EUA ameaçam impor nova tarifa de 25% sobre produtos brasileiros
O governo dos Estados Unidos anunciou que pode aplicar uma tarifa punitiva de 25% sobre importações brasileiras, sob a alegação de práticas comerciais consideradas desleais. A medida, caso confirmada, deve entrar em vigor em 15 de julho de 2026.
A decisão se baseia em investigação aberta em julho de 2025 pelo Escritório do Representante Comercial dos EUA (USTR), que concluiu que políticas brasileiras são “irrazoáveis” e acabam restringindo ou onerando o comércio norte-americano. Entre os pontos analisados estão comércio digital, serviços de pagamento eletrônico — como o Pix —, tarifas preferenciais, propriedade intelectual, combate à corrupção, acesso ao mercado de etanol e desmatamento ilegal.
O relatório final prevê a adoção de tarifas ou outras restrições à importação de produtos brasileiros. Com base nisso, o representante de comércio propôs a cobrança de 25% sobre todos os bens do país.
Apesar disso, a medida inclui exceções para evitar impactos mais amplos na economia. Produtos considerados essenciais ou de difícil substituição nos EUA não serão sobretaxados. Entre eles estão frutas, nozes, petróleo bruto e derivados, compostos farmacêuticos, produtos químicos orgânicos e fertilizantes. Também ficam de fora itens como carne bovina, café, terras raras, determinados metais e minérios, além de aeronaves e suas peças.
A iniciativa foi anunciada na noite de segunda-feira (1º) e tem como base a Seção 301 da Lei de Comércio dos EUA, de 1974. O USTR afirma que as práticas brasileiras nesses setores causam prejuízos a empresas e exportações americanas.
Como parte do processo, foi aberta consulta pública para discutir possíveis medidas corretivas. Interessados podem enviar contribuições até 1º de julho, enquanto uma audiência pública está prevista para 6 de julho. Paralelamente, seguem as negociações entre os governos dos dois países.
Até o momento, a investigação já reuniu mais de 30 testemunhos e cerca de 300 manifestações. Segundo o embaixador dos EUA, Jamier Greer, o processo foi iniciado a pedido do presidente Donald Trump, com base em preocupações antigas sobre a política comercial brasileira.
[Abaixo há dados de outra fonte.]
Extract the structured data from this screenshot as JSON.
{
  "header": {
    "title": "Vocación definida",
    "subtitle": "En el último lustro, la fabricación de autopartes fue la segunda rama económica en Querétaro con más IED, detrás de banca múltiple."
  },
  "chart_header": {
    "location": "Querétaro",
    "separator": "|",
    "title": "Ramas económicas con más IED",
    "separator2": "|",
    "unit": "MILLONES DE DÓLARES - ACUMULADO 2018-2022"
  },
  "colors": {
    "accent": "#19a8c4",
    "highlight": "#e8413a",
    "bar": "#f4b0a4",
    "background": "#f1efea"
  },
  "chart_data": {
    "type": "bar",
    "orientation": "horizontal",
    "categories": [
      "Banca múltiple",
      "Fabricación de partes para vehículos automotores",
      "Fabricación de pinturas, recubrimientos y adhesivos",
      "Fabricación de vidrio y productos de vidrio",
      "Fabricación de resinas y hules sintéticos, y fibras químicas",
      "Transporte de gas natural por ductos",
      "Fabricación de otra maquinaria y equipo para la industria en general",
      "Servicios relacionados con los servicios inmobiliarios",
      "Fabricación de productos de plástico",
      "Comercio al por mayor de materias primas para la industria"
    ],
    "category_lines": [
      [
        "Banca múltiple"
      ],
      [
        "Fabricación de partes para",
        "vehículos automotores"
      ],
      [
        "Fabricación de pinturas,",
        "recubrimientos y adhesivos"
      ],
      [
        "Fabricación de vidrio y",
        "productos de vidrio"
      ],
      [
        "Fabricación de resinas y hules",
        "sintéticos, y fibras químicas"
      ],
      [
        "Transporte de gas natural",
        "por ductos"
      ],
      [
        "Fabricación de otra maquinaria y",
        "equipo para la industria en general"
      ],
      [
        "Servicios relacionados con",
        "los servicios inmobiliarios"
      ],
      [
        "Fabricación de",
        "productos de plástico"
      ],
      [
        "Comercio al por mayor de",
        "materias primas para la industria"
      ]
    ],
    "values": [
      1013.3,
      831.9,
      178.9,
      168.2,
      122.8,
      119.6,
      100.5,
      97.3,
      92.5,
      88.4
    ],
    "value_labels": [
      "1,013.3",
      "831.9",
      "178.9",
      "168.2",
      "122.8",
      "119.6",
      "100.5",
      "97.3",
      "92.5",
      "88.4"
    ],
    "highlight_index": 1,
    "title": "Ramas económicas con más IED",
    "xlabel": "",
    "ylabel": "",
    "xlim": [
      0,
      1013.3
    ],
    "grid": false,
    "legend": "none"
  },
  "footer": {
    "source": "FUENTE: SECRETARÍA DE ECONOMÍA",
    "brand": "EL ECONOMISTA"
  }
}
Greer afirmou que houve reuniões recentes com o presidente Luiz Inácio Lula da Silva e sua equipe, intensificadas nas últimas semanas. Apesar disso, destacou que ainda existem divergências significativas. “Esperamos avançar no diálogo com o governo brasileiro antes do prazo legal de 15 de julho de 2026 para a adoção de eventuais medidas”, declarou.